Are you able to shed any light on this? It looks as if _any_ certificate that is added as a client certificate is denied and a platform not supported exception is thrown? I thought .net core 2.0 allowed X509 from Keychain so I'm a bit confused by this - or maybe it's only supported for server certificates, not client?

As mentioned above - this should be addressed in .NET Core 2.1 which by default uses SocketsHttpHandler.
2.1 is in RC with go-live license.

Closing

@karelz, unfortunately the same error occurs while using version 2.1.300-rc1-008673 on CentOS 7 (The handler does not support client authentication certificates with this combination of libcurl (7.29.0) and its SSL backend ("NSS/3.34")).

That is highly suspicious. Please check if you're really running against 2.1. Unless you set explicit opt-in (env.var / AppContext), you won't get libcurl into your process.

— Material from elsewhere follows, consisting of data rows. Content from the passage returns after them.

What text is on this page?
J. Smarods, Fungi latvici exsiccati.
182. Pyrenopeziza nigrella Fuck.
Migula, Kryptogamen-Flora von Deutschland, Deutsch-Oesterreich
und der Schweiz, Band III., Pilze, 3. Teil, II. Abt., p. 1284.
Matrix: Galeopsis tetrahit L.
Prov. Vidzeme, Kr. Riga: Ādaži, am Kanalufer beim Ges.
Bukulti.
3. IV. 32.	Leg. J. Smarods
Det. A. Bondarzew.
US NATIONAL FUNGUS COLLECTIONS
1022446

I am running version 2.1.301 and I get
One or more errors occurred. (The handler does not support client authentication certificates with this combination of libcurl (7.54.0) and its SSL backend ("SecureTransport").)
when I am trying to run it on MacOS. The code that I have is:

            var handler = new HttpClientHandler();
            handler.ClientCertificateOptions = ClientCertificateOption.Manual;
            handler.SslProtocols = SslProtocols.Tls12;
            handler.ClientCertificates.Add(new X509Certificate2("/Users/sanjanabadam/Documents/dotnetcore/api/abc.crt"));
            var newClient = new HttpClient(handler);

            using (var response = newClient.PostAsync(url, content).Result)
            {
                if (response.StatusCode != HttpStatusCode.OK)
                {
                    return false;
                }
                using (var result = response.EnsureSuccessStatusCode())
                {
                    return true;
                }
            } 

Is this the right place to ask?

do you actually target netcore2.1 in your project?

@wfurt Checked the csproj files and found that it was using <TargetFramework>netcoreapp2.0</TargetFramework> instead of <TargetFramework>netcoreapp2.1</TargetFramework> and changing it fixed it.. thank you for pointing me in the right direction :)

I'm glad it worked for you. this is not always intuitive.

I am currently targeting netstandard2.0. Can I make use of the SocketsHttpHandlerthen?